Poota.id, Boalemo — Bupati Boalemo Drs. Rum Pagau bertindak sebagai pembina upacara pada kegiatan Gladi Kesiapsiagaan Bencana Tahun 2025 yang digelar di SMP Negeri 1 Botumoito, Senin (24/11/2025).
Upacara tersebut dihadiri Kepala Badan Penanggulangan Bencana Daerah (BPBD) Boalemo Roslina Karim, SP, Camat Botumoito, para guru, serta siswa-siswi SMP Negeri 1 Botumoito.

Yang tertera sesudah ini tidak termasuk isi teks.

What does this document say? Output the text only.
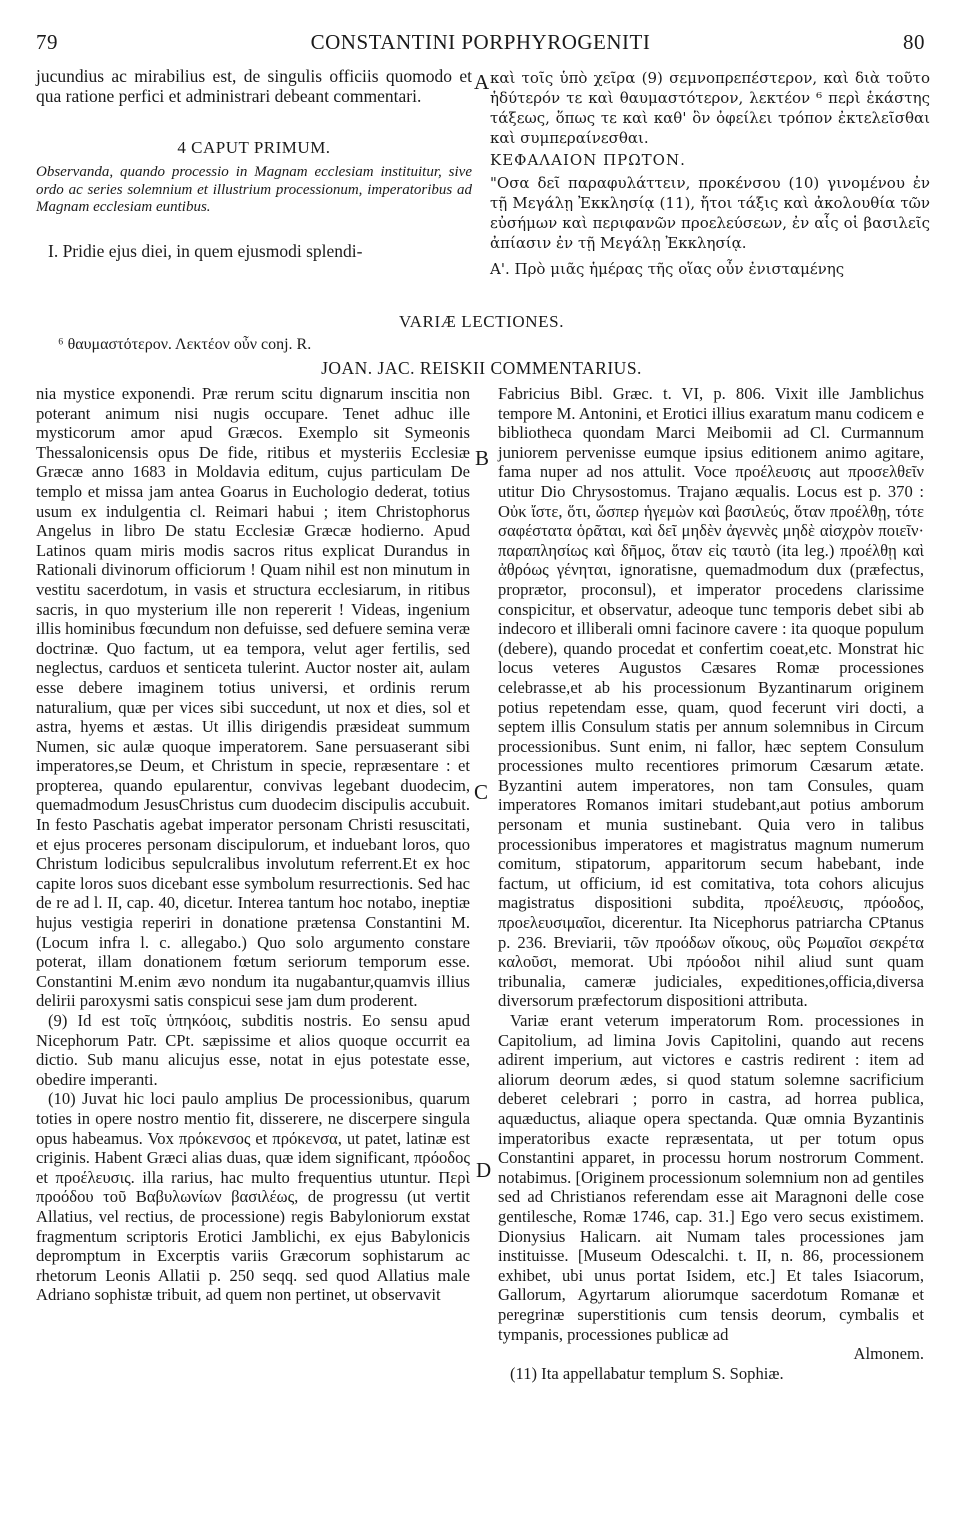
79	CONSTANTINI PORPHYROGENITI	80

jucundius ac mirabilius est, de singulis officiis quomodo et qua ratione perfici et administrari debeant commentari.

4 CAPUT PRIMUM.

Observanda, quando processio in Magnam ecclesiam instituitur, sive ordo ac series solemnium et illustrium processionum, imperatoribus ad Magnam ecclesiam euntibus.

I. Pridie ejus diei, in quem ejusmodi splendi-

A καὶ τοῖς ὑπὸ χεῖρα (9) σεμνοπρεπέστερον, καὶ διὰ τοῦτο ἡδύτερόν τε καὶ θαυμαστότερον, λεκτέον ⁶ περὶ ἑκάστης τάξεως, ὅπως τε καὶ καθ' ὃν ὀφείλει τρόπον ἐκτελεῖσθαι καὶ συμπεραίνεσθαι.

ΚΕΦΑΛΑΙΟΝ ΠΡΩΤΟΝ.

"Οσα δεῖ παραφυλάττειν, προκένσου (10) γινομένου ἐν τῇ Μεγάλῃ Ἐκκλησίᾳ (11), ἤτοι τάξις καὶ ἀκολουθία τῶν εὐσήμων καὶ περιφανῶν προελεύσεων, ἐν αἷς οἱ βασιλεῖς ἀπίασιν ἐν τῇ Μεγάλῃ Ἐκκλησίᾳ.

Α'. Πρὸ μιᾶς ἡμέρας τῆς οἵας οὖν ἐνισταμένης

VARIÆ LECTIONES.
⁶ θαυμαστότερον. Λεκτέον οὖν conj. R.
JOAN. JAC. REISKII COMMENTARIUS.

nia mystice exponendi. Præ rerum scitu dignarum inscitia non poterant animum nisi nugis occupare. Tenet adhuc ille mysticorum amor apud Græcos. Exemplo sit Symeonis Thessalonicensis opus De fide, ritibus et mysteriis Ecclesiæ Græcæ anno 1683 in Moldavia editum, cujus particulam De templo et missa jam antea Goarus in Euchologio dederat, totius usum ex indulgentia cl. Reimari habui ; item Christophorus Angelus in libro De statu Ecclesiæ Græcæ hodierno. Apud Latinos quam miris modis sacros ritus explicat Durandus in Rationali divinorum officiorum ! Quam nihil est non minutum in vestitu sacerdotum, in vasis et structura ecclesiarum, in ritibus sacris, in quo mysterium ille non repererit ! Videas, ingenium illis hominibus fœcundum non defuisse, sed defuere semina veræ doctrinæ. Quo factum, ut ea tempora, velut ager fertilis, sed neglectus, carduos et senticeta tulerint. Auctor noster ait, aulam esse debere imaginem totius universi, et ordinis rerum naturalium, quæ per vices sibi succedunt, ut nox et dies, sol et astra, hyems et æstas. Ut illis dirigendis præsideat summum Numen, sic aulæ quoque imperatorem. Sane persuaserant sibi imperatores,se Deum, et Christum in specie, repræsentare : et propterea, quando epularentur, convivas legebant duodecim, quemadmodum JesusChristus cum duodecim discipulis accubuit. In festo Paschatis agebat imperator personam Christi resuscitati, et ejus proceres personam discipulorum, et induebant loros, quo Christum lodicibus sepulcralibus involutum referrent.Et ex hoc capite loros suos dicebant esse symbolum resurrectionis. Sed hac de re ad l. II, cap. 40, dicetur. Interea tantum hoc notabo, ineptiæ hujus vestigia reperiri in donatione prætensa Constantini M. (Locum infra l. c. allegabo.) Quo solo argumento constare poterat, illam donationem fœtum seriorum temporum esse. Constantini M.enim ævo nondum ita nugabantur,quamvis illius delirii paroxysmi satis conspicui sese jam dum proderent.

(9) Id est τοῖς ὑπηκόοις, subditis nostris. Eo sensu apud Nicephorum Patr. CPt. sæpissime et alios quoque occurrit ea dictio. Sub manu alicujus esse, notat in ejus potestate esse, obedire imperanti.

(10) Juvat hic loci paulo amplius De processionibus, quarum toties in opere nostro mentio fit, disserere, ne discerpere singula opus habeamus. Vox πρόκενσος et πρόκενσα, ut patet, latinæ est criginis. Habent Græci alias duas, quæ idem significant, πρόοδος et προέλευσις. illa rarius, hac multo frequentius utuntur. Περὶ προόδου τοῦ Βαβυλωνίων βασιλέως, de progressu (ut vertit Allatius, vel rectius, de processione) regis Babyloniorum exstat fragmentum scriptoris Erotici Jamblichi, ex ejus Babylonicis depromptum in Excerptis variis Græcorum sophistarum ac rhetorum Leonis Allatii p. 250 seqq. sed quod Allatius male Adriano sophistæ tribuit, ad quem non pertinet, ut observavit

B
C
D

Fabricius Bibl. Græc. t. VI, p. 806. Vixit ille Jamblichus tempore M. Antonini, et Erotici illius exaratum manu codicem e bibliotheca quondam Marci Meibomii ad Cl. Curmannum juniorem pervenisse eumque ipsius editionem animo agitare, fama nuper ad nos attulit. Voce προέλευσις aut προσελθεῖν utitur Dio Chrysostomus. Trajano æqualis. Locus est p. 370 : Οὐκ ἴστε, ὅτι, ὥσπερ ἡγεμὼν καὶ βασιλεύς, ὅταν προέλθῃ, τότε σαφέστατα ὁρᾶται, καὶ δεῖ μηδὲν ἀγεννὲς μηδὲ αἰσχρὸν ποιεῖν· παραπλησίως καὶ δῆμος, ὅταν εἰς ταυτὸ (ita leg.) προέλθῃ καὶ ἀθρόως γένηται, ignoratisne, quemadmodum dux (præfectus, proprætor, proconsul), et imperator procedens clarissime conspicitur, et observatur, adeoque tunc temporis debet sibi ab indecoro et illiberali omni facinore cavere : ita quoque populum (debere), quando procedat et confertim coeat,etc. Monstrat hic locus veteres Augustos Cæsares Romæ processiones celebrasse,et ab his processionum Byzantinarum originem potius repetendam esse, quam, quod fecerunt viri docti, a septem illis Consulum statis per annum solemnibus in Circum processionibus. Sunt enim, ni fallor, hæc septem Consulum processiones multo recentiores primorum Cæsarum ætate. Byzantini autem imperatores, non tam Consules, quam imperatores Romanos imitari studebant,aut potius amborum personam et munia sustinebant. Quia vero in talibus processionibus imperatores et magistratus magnum numerum comitum, stipatorum, apparitorum secum habebant, inde factum, ut officium, id est comitativa, tota cohors alicujus magistratus dispositioni subdita, προέλευσις, πρόοδος, προελευσιμαῖοι, dicerentur. Ita Nicephorus patriarcha CPtanus p. 236. Breviarii, τῶν προόδων οἴκους, οὓς Ρωμαῖοι σεκρέτα καλοῦσι, memorat. Ubi πρόοδοι nihil aliud sunt quam tribunalia, cameræ judiciales, expeditiones,officia,diversa diversorum præfectorum dispositioni attributa.

Variæ erant veterum imperatorum Rom. processiones in Capitolium, ad limina Jovis Capitolini, quando aut recens adirent imperium, aut victores e castris redirent : item ad aliorum deorum ædes, si quod statum solemne sacrificium deberet celebrari ; porro in castra, ad horrea publica, aquæductus, aliaque opera spectanda. Quæ omnia Byzantinis imperatoribus exacte repræsentata, ut per totum opus Constantini apparet, in processu horum nostrorum Comment. notabimus. [Originem processionum solemnium non ad gentiles sed ad Christianos referendam esse ait Maragnoni delle cose gentilesche, Romæ 1746, cap. 31.] Ego vero secus existimem. Dionysius Halicarn. ait Numam tales processiones jam instituisse. [Museum Odescalchi. t. II, n. 86, processionem exhibet, ubi unus portat Isidem, etc.] Et tales Isiacorum, Gallorum, Agyrtarum aliorumque sacerdotum Romanæ et peregrinæ superstitionis cum tensis deorum, cymbalis et tympanis, processiones publicæ ad

Almonem.

(11) Ita appellabatur templum S. Sophiæ.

Dalam sambutannya, Bupati Rum Pagau menyampaikan bahwa kegiatan gladi kesiapsiagaan bertujuan meningkatkan kewaspadaan masyarakat terhadap potensi bencana di wilayah sekitar. Ia menegaskan bahwa Kabupaten Boalemo termasuk daerah dengan tingkat kerawanan bencana cukup tinggi, sebagaimana tertuang dalam Kajian Risiko Bencana Kabupaten Boalemo 2023–2027.
“Terjadinya bencana tidak pernah kita harapkan, tetapi berbagai upaya harus dilakukan guna meminimalisir dampaknya. Salah satu langkah penting adalah peningkatan kesiapsiagaan masyarakat, terutama di daerah rawan bencana,” ujarnya.

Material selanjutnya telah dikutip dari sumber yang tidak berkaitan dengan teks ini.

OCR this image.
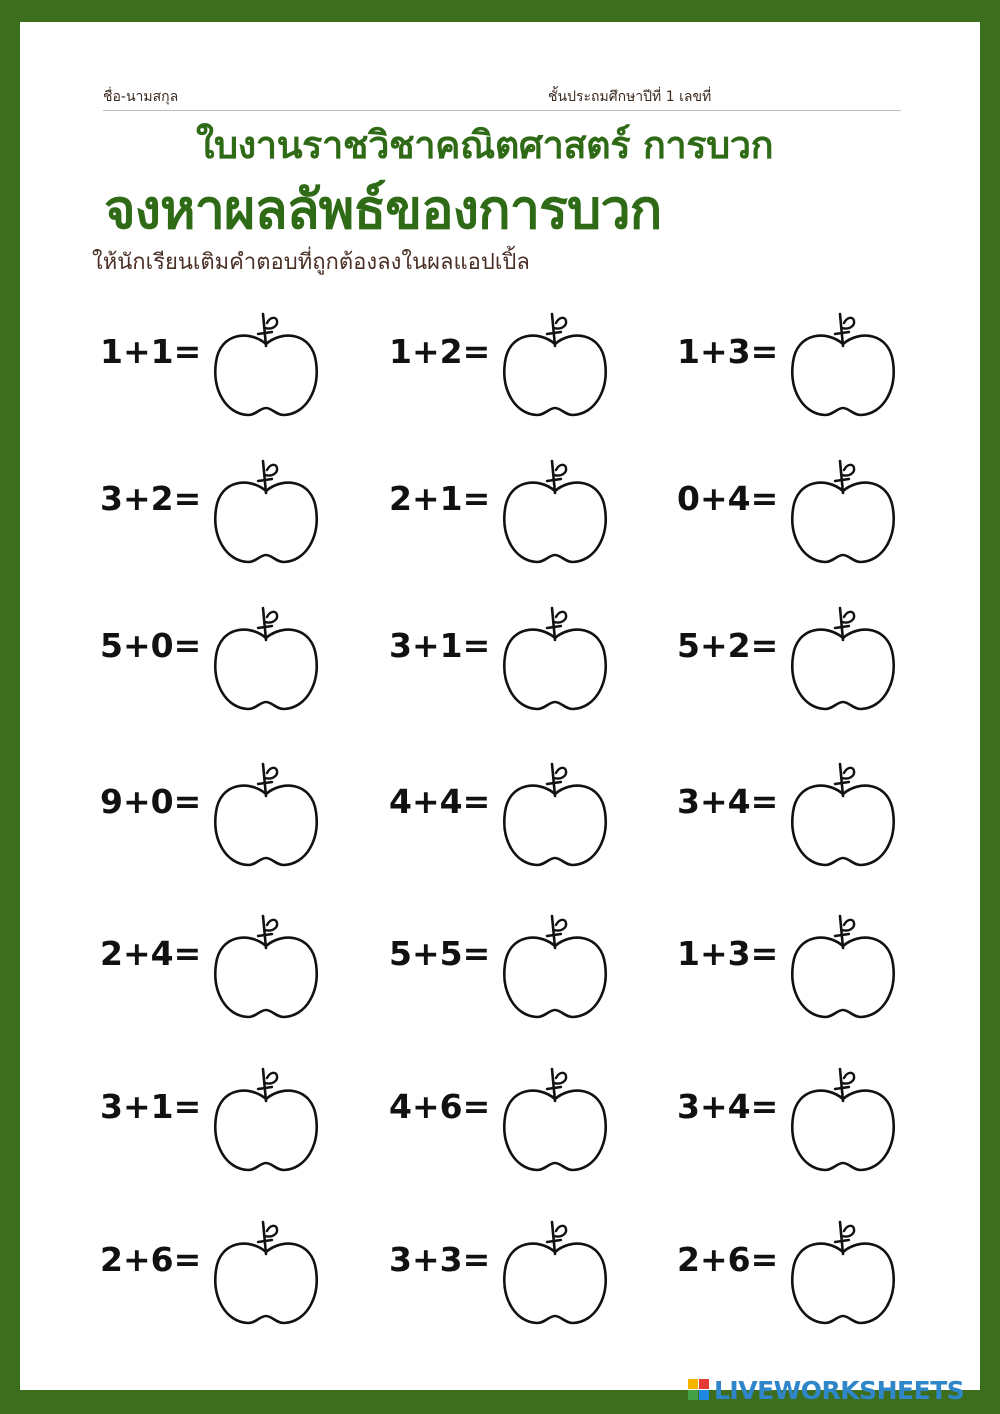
ชื่อ-นามสกุล	ชั้นประถมศึกษาปีที่ 1 เลขที่
ใบงานราชวิชาคณิตศาสตร์ การบวก
จงหาผลลัพธ์ของการบวก
ให้นักเรียนเติมคำตอบที่ถูกต้องลงในผลแอปเปิ้ล
1+1=	1+2=	1+3=
3+2=	2+1=	0+4=
5+0=	3+1=	5+2=
9+0=	4+4=	3+4=
2+4=	5+5=	1+3=
3+1=	4+6=	3+4=
2+6=	3+3=	2+6=
LIVEWORKSHEETS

Bupati juga menekankan pentingnya pembentukan budaya sadar bencana sejak dini, khususnya bagi generasi muda. Menurutnya, keterlibatan pelajar dalam kegiatan pengurangan risiko bencana sangat penting, termasuk melalui pemantauan rutin lingkungan sekolah.

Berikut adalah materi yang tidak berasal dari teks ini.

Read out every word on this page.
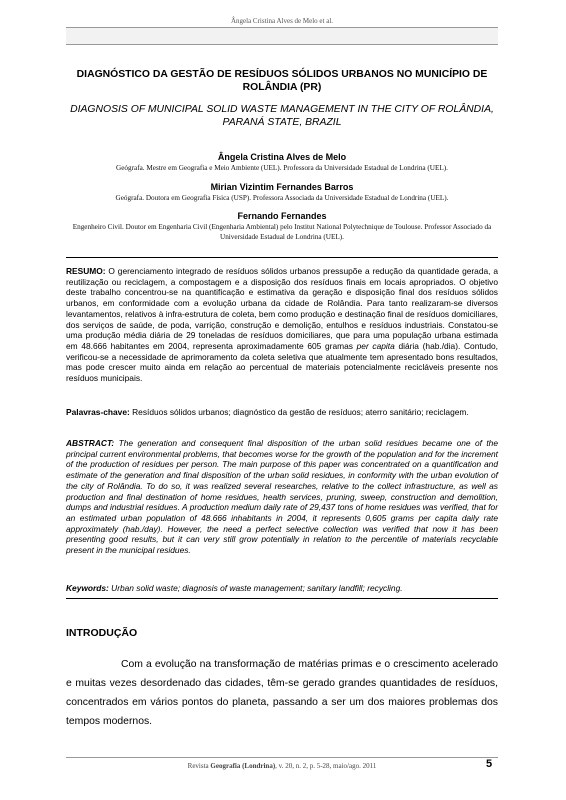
Ângela Cristina Alves de Melo et al.
DIAGNÓSTICO DA GESTÃO DE RESÍDUOS SÓLIDOS URBANOS NO MUNICÍPIO DE ROLÂNDIA (PR)
DIAGNOSIS OF MUNICIPAL SOLID WASTE MANAGEMENT IN THE CITY OF ROLÂNDIA, PARANÁ STATE, BRAZIL
Ângela Cristina Alves de Melo
Geógrafa. Mestre em Geografia e Meio Ambiente (UEL). Professora da Universidade Estadual de Londrina (UEL).
Mirian Vizintim Fernandes Barros
Geógrafa. Doutora em Geografia Física (USP). Professora Associada da Universidade Estadual de Londrina (UEL).
Fernando Fernandes
Engenheiro Civil. Doutor em Engenharia Civil (Engenharia Ambiental) pelo Institut National Polytechnique de Toulouse. Professor Associado da Universidade Estadual de Londrina (UEL).
RESUMO: O gerenciamento integrado de resíduos sólidos urbanos pressupõe a redução da quantidade gerada, a reutilização ou reciclagem, a compostagem e a disposição dos resíduos finais em locais apropriados. O objetivo deste trabalho concentrou-se na quantificação e estimativa da geração e disposição final dos resíduos sólidos urbanos, em conformidade com a evolução urbana da cidade de Rolândia. Para tanto realizaram-se diversos levantamentos, relativos à infra-estrutura de coleta, bem como produção e destinação final de resíduos domiciliares, dos serviços de saúde, de poda, varrição, construção e demolição, entulhos e resíduos industriais. Constatou-se uma produção média diária de 29 toneladas de resíduos domiciliares, que para uma população urbana estimada em 48.666 habitantes em 2004, representa aproximadamente 605 gramas per capita diária (hab./dia). Contudo, verificou-se a necessidade de aprimoramento da coleta seletiva que atualmente tem apresentado bons resultados, mas pode crescer muito ainda em relação ao percentual de materiais potencialmente recicláveis presente nos resíduos municipais.
Palavras-chave: Resíduos sólidos urbanos; diagnóstico da gestão de resíduos; aterro sanitário; reciclagem.
ABSTRACT: The generation and consequent final disposition of the urban solid residues became one of the principal current environmental problems, that becomes worse for the growth of the population and for the increment of the production of residues per person. The main purpose of this paper was concentrated on a quantification and estimate of the generation and final disposition of the urban solid residues, in conformity with the urban evolution of the city of Rolândia. To do so, it was realized several researches, relative to the collect infrastructure, as well as production and final destination of home residues, health services, pruning, sweep, construction and demolition, dumps and industrial residues. A production medium daily rate of 29,437 tons of home residues was verified, that for an estimated urban population of 48.666 inhabitants in 2004, it represents 0,605 grams per capita daily rate approximately (hab./day). However, the need a perfect selective collection was verified that now it has been presenting good results, but it can very still grow potentially in relation to the percentile of materials recyclable present in the municipal residues.
Keywords: Urban solid waste; diagnosis of waste management; sanitary landfill; recycling.
INTRODUÇÃO
Com a evolução na transformação de matérias primas e o crescimento acelerado e muitas vezes desordenado das cidades, têm-se gerado grandes quantidades de resíduos, concentrados em vários pontos do planeta, passando a ser um dos maiores problemas dos tempos modernos.
Revista Geografia (Londrina), v. 20, n. 2, p. 5-28, maio/ago. 2011	5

Ia menjelaskan bahwa sasaran Gladi Kesiapsiagaan Bencana 2025 sejalan dengan program Satuan Pendidikan Aman Bencana (SPAB) yang terus digencarkan. SPAB merupakan program yang dirancang untuk mencegah dan menanggulangi dampak bencana di lingkungan pendidikan, baik pada situasi normal, kondisi darurat, maupun pascabencana.
“Mari kita pertahankan dan tingkatkan kesiapsiagaan kita terhadap bencana. Semoga daerah kita menjadi wilayah yang tanggap, tangguh, dan tangkas dalam menghadapi setiap ancaman bencana,” tutup Bupati.